Культурная революция в Китае сталкивает, особенно в 1966-67 гг., в яростной и неимоверно запутанной схватке, сторонников той и другой версии диалектической схемы. На самом деле, есть те, кто вслед за Мао, стоящий в тот фактически меньшевистский период у руля партии (Мао опирается на меньшинство), считают, что социалистическое государство не должно быть полирующей и полицейской целью политики масс, а напротив – стимулом к упразднению государства под знаком перехода к реальному коммунизму. И есть те, кто вслед за Лю Шаоци и особенно Ден Сяопином полагают, что самое важное – экономическое развитие, а значит, мобилизации масс скорее пагубны, чем необходимы. Студенческая молодежь станет дубинкой маоистской линии. Партийные и интеллектуальные кадры будут более или менее открыто сопротивляться. Крестьянство займет выжидательную позицию. Наконец, рабочий класс, решающая сила, окажется настолько разочарованным соперничающими организациями, что в конце концов, в 1966-67 гг., государство столкнется с непосредственной угрозой взрыва и созреет необходимость вмешательства армии. После этого начнется длительный период предельно запутанных и яростных бюрократических схваток, сопровождавшихся и рядом народных возмущений; и так вплоть до смерти Мао (1976), за которой быстро последовал термидорианский переворот, приведший к власти Ден Сяопина. 

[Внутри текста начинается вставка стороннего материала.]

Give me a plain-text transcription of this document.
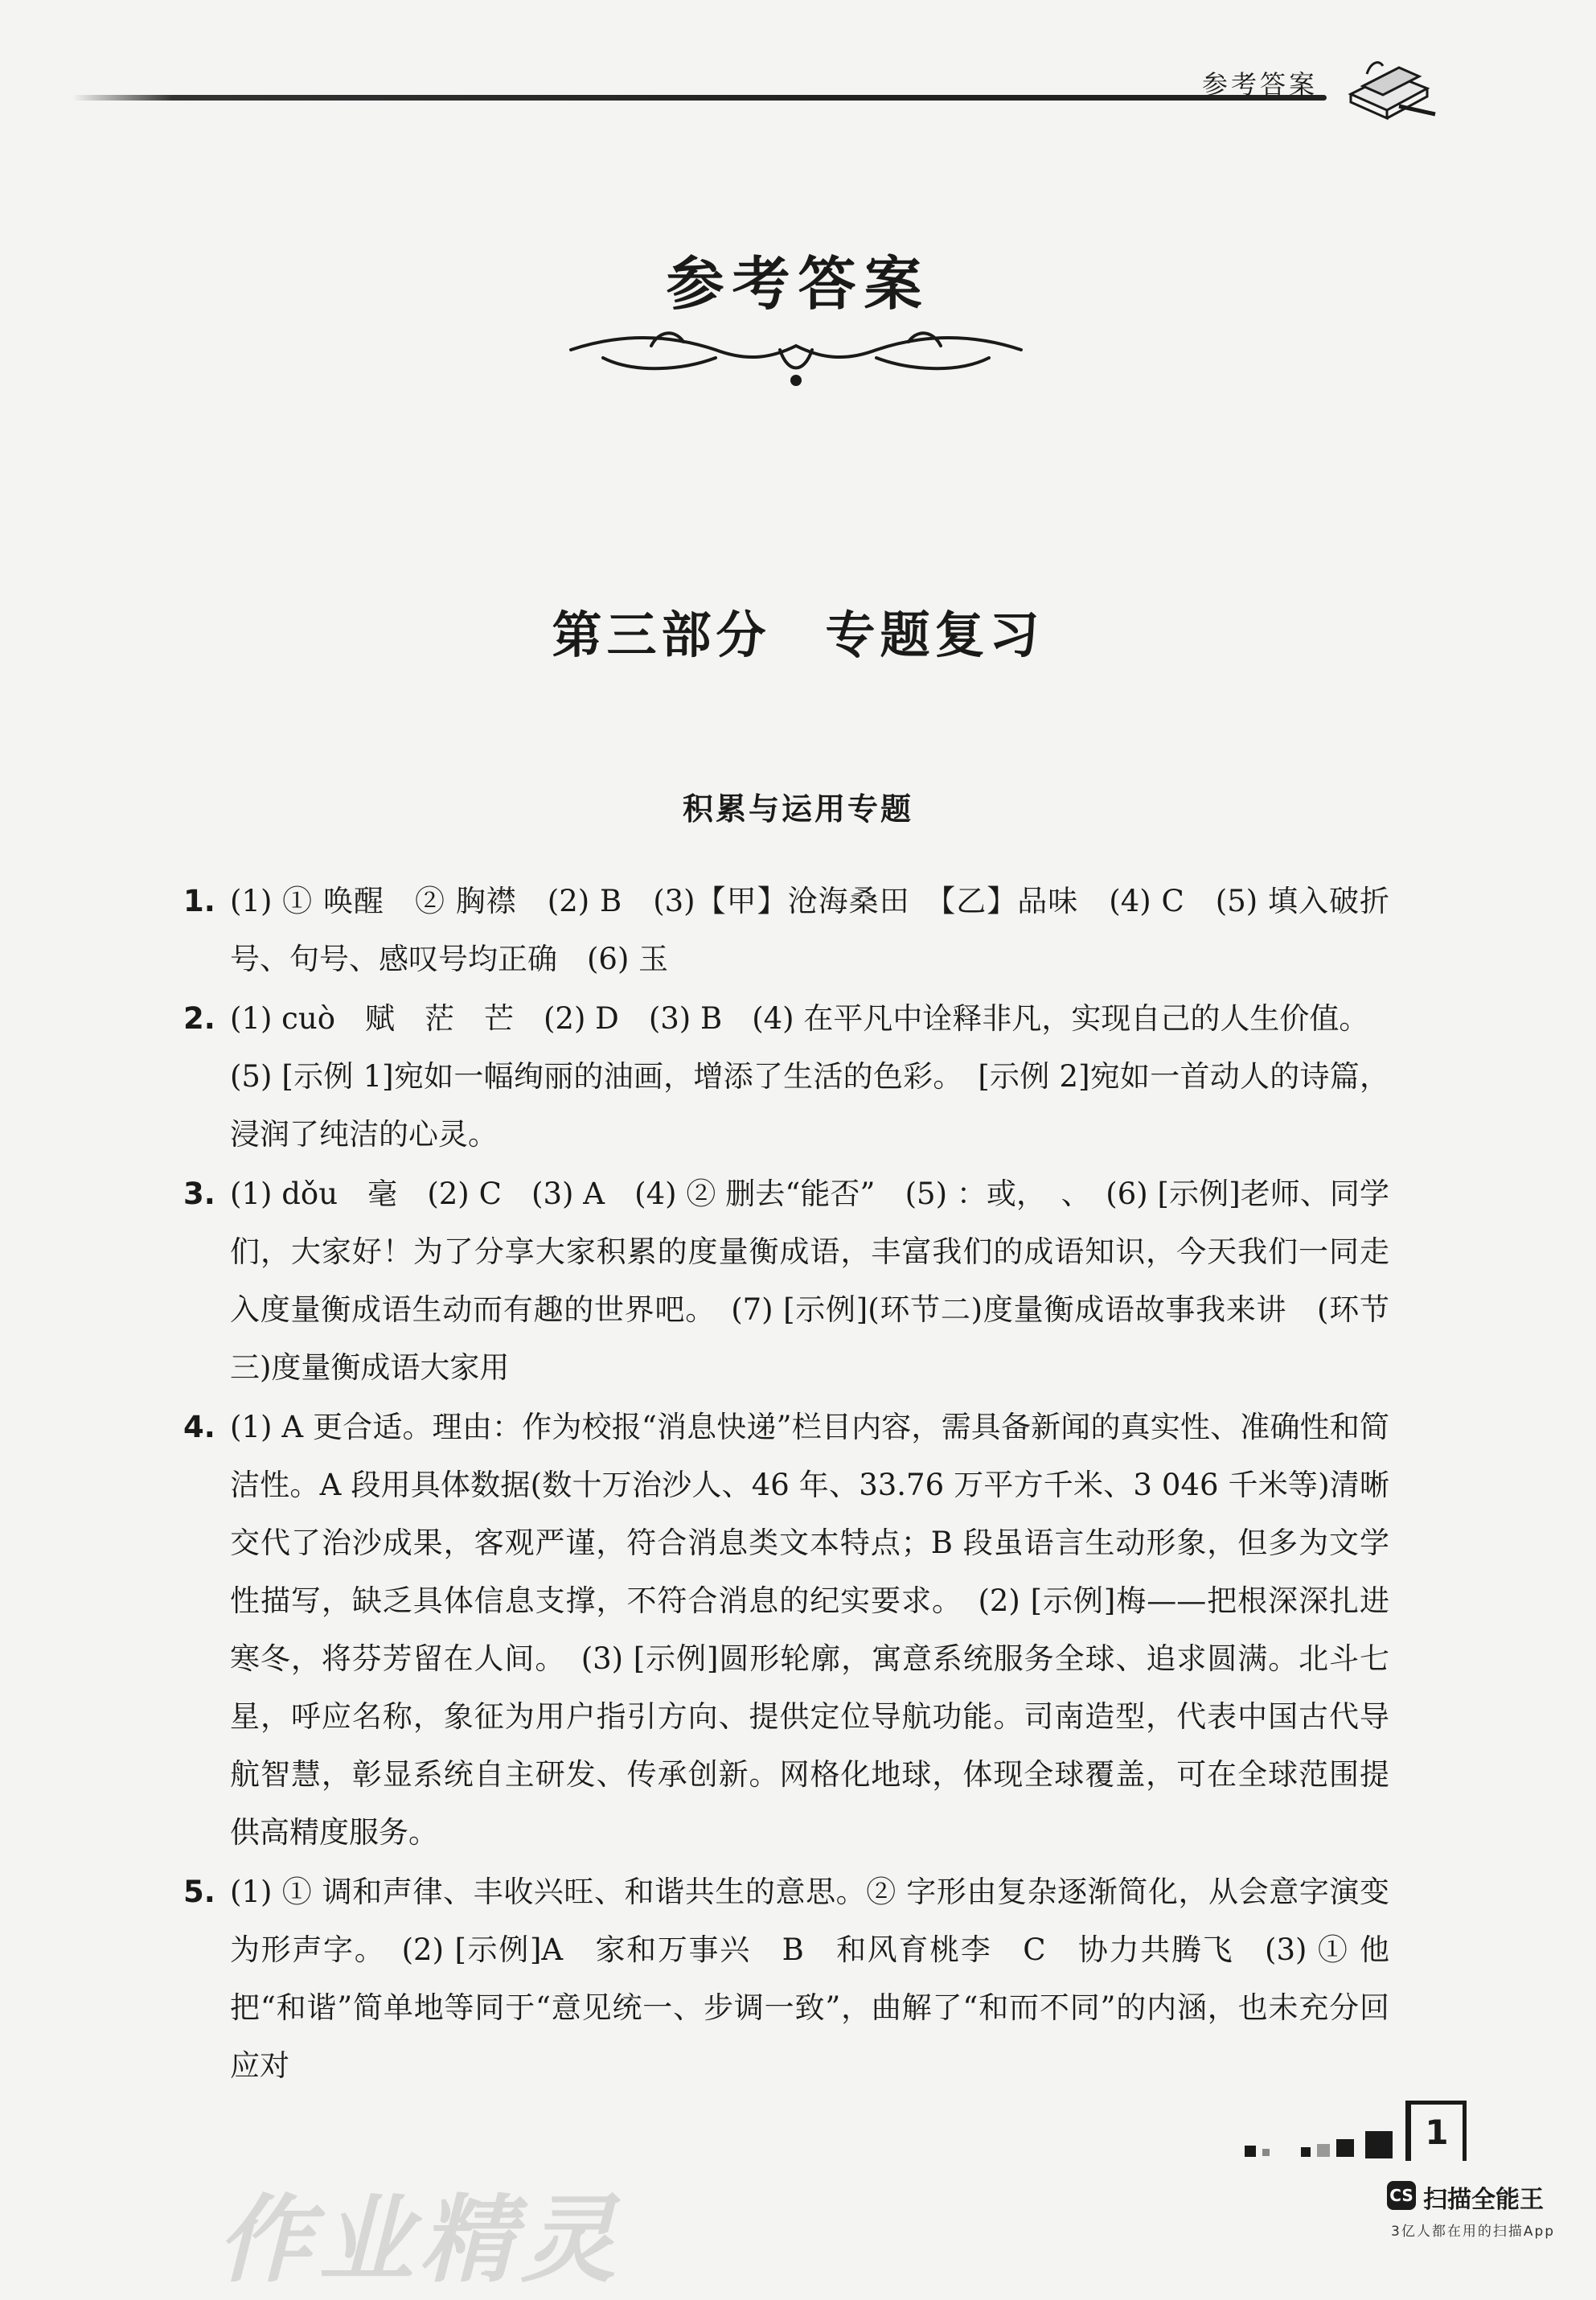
参考答案
参考答案
第三部分　专题复习
积累与运用专题
1. (1) ① 唤醒　② 胸襟　(2) B　(3)【甲】沧海桑田　【乙】品味　(4) C　(5) 填入破折号、句号、感叹号均正确　(6) 玉

2. (1) cuò　赋　茫　芒　(2) D　(3) B　(4) 在平凡中诠释非凡，实现自己的人生价值。

(5) [示例 1]宛如一幅绚丽的油画，增添了生活的色彩。　[示例 2]宛如一首动人的诗篇，浸润了纯洁的心灵。

3. (1) dǒu　毫　(2) C　(3) A　(4) ② 删去“能否”　(5) ：或，　、　(6) [示例]老师、同学们，大家好！为了分享大家积累的度量衡成语，丰富我们的成语知识，今天我们一同走入度量衡成语生动而有趣的世界吧。　(7) [示例](环节二)度量衡成语故事我来讲　(环节三)度量衡成语大家用

4. (1) A 更合适。理由：作为校报“消息快递”栏目内容，需具备新闻的真实性、准确性和简洁性。A 段用具体数据(数十万治沙人、46 年、33.76 万平方千米、3 046 千米等)清晰交代了治沙成果，客观严谨，符合消息类文本特点；B 段虽语言生动形象，但多为文学性描写，缺乏具体信息支撑，不符合消息的纪实要求。　(2) [示例]梅——把根深深扎进寒冬，将芬芳留在人间。　(3) [示例]圆形轮廓，寓意系统服务全球、追求圆满。北斗七星，呼应名称，象征为用户指引方向、提供定位导航功能。司南造型，代表中国古代导航智慧，彰显系统自主研发、传承创新。网格化地球，体现全球覆盖，可在全球范围提供高精度服务。

5. (1) ① 调和声律、丰收兴旺、和谐共生的意思。② 字形由复杂逐渐简化，从会意字演变为形声字。　(2) [示例]A　家和万事兴　B　和风育桃李　C　协力共腾飞　(3) ① 他把“和谐”简单地等同于“意见统一、步调一致”，曲解了“和而不同”的内涵，也未充分回应对

1
作业精灵	CS 扫描全能王
3亿人都在用的扫描App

Победное политическое торнадо, с точки зрения своих ставок, настолько ново и в то же время столь неясно, что ряд уроков для будущего освободительных политик, которые оно вне всякого сомнения несет в себе, все еще не извлечен, и это несмотря на то, что оно оказало решающее влияние на французский маоизм 1967-75 гг. – французский маоизм, который явился единственным новаторским политическим течением после мая 1968-го. В любом случае можно не сомневаться, что культурная революция знаменует завершение целой последовательности, в которой центральным «объектом» выступает Партия, а основным политическим понятием служит понятие пролетариата. Это конец формального ленинизма – созданного в действительности Сталиным. Но, может статься, она верней всего следует реальному ленинизму.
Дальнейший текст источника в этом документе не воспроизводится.